Total Solar Eclipse of 2020 December 14
Flight from São Paulo, Brazil, or Cape Town, South Africa
Thanks to the numerous border closures and restrictions caused by the Covid-19 pandemic it became clear going to either Chile or Argentina would be difficult at best. So in September 2020 I started working on a special eclipse flight using a private jet out of either São Paulo in Brazil or else Cape Town in South Africa which at the time for the latter still had its borders open to most foreigners. The master plan for the flight was to execute a 6 to 7.5-hour loop to intercept the eclipse path above the Southern Atlantic Ocean. From São Paulo we could also execute an intercept above the Pacific Ocean with a 10-hour flight which the aircraft can handle. That said factoring in the costs is always the limiting factor. As the solar elevation above Chile and Argentina is too high to be able to use an aircraft unless it has zenithal windows I did study two options at both ends of the eclipse path for this flight, the first from French Polynesia and the second from South Africa, plus a third one from Brazil. The key to success is also to be able to find countries which have their borders open to foreigners and reasonable restrictions such as a negative PCR test 72 hours before departure and a mandatory installation of a tracing application on your smartphone. Technically speaking a flight out of French Polynesia would have been more demanding and more expensive, so a departure from either São Paulo or Cape Town was chosen as being optimal. Moreover such a choice allows to observe from São Paulo a 31% partial solar eclipse and from Cape Town a sunset partial solar eclipse at maximum with a 60% obscuration should something really go wrong with the eclipse flight. It’s worth to mention that South Africa is the only country outside of Chile and Argentina which can offer this combination; of course seeing a deep partial from other countries in South America is possible, yet an eclipse flight from those countries isn’t realistic, but possibly from Brazil. Mise à jour Covid-19: following the reopening of the borders in Chile starting on November 23rd and the new protocols for foreigners in Argentina the eclipse flight is now put on standby. In the event the sky is cloudy another contingency flight of 8 to 9 hours will be activated.

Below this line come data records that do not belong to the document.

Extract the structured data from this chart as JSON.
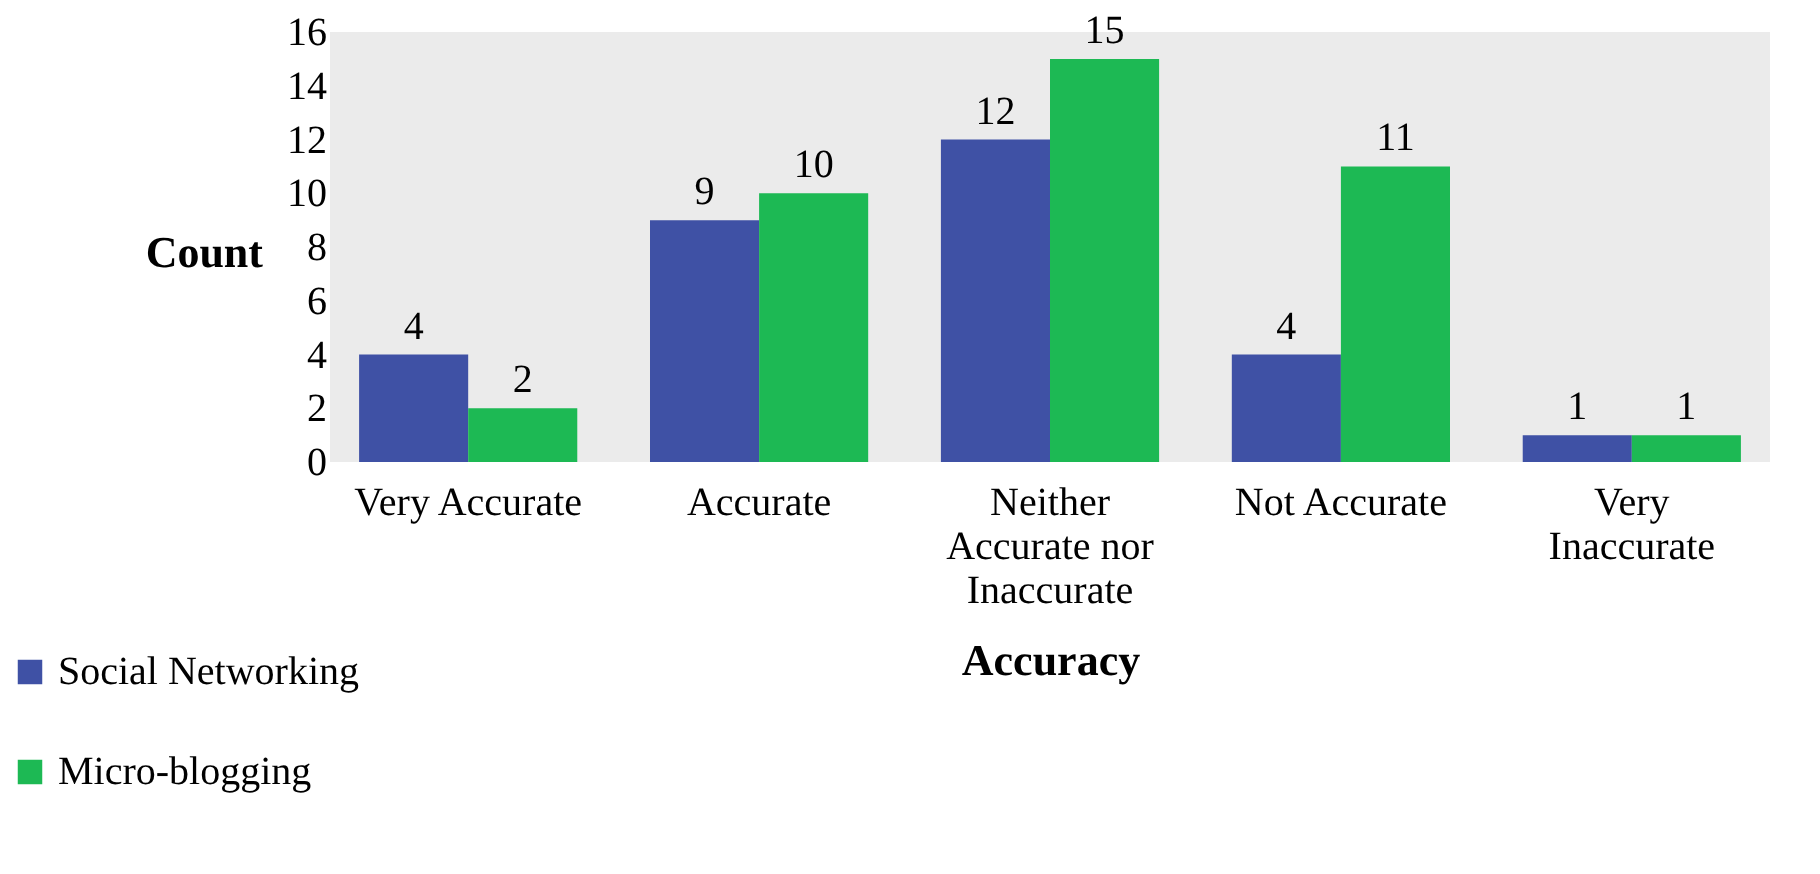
{
  "chart_data": {
    "type": "bar",
    "xlabel": "Accuracy",
    "ylabel": "Count",
    "categories": [
      "Very Accurate",
      "Accurate",
      "Neither Accurate nor Inaccurate",
      "Not Accurate",
      "Very Inaccurate"
    ],
    "series": [
      {
        "name": "Social Networking",
        "color": "#3f51a5",
        "values": [
          4,
          9,
          12,
          4,
          1
        ]
      },
      {
        "name": "Micro-blogging",
        "color": "#1db954",
        "values": [
          2,
          10,
          15,
          11,
          1
        ]
      }
    ],
    "ylim": [
      0,
      16
    ],
    "yticks": [
      0,
      2,
      4,
      6,
      8,
      10,
      12,
      14,
      16
    ],
    "grid": false,
    "legend": "bottom left",
    "data_labels": true
  }
}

The graphic below tells you more about some of the parameters that were involved in the decision making of this eclipse flight. The eclipse path in the background is there to put the other parameters into context, yet is not in perfect sync with those parameters. First we need to choose a solar elevation allowing the passengers to observe the eclipse comfortably through the windows of the aircraft. An elevation of less than 40 degrees is usually recommended for most aircrafts in order to avoid too many contortions and also optical distortions on the cabin windows; on the flight out of South Africa we’ll get by with 20 degrees which is convenient, and under 40 degrees on the one out of Brazil but with a much longer totality duration. You will also notice that the totality duration decreases sharply at both ends of the eclipse path and with a solar elevation of 20 degrees the duration is more than halved which is a major down side. It is worth to mention that a flight out of French Polynesia was also considered, however the operationnal costs were too high.
In the end only the flight out of São Paulo in Brazil was retained because it was the one providing the best balance from the technical, financial, international accessibility and sanitary restrictions standpoints.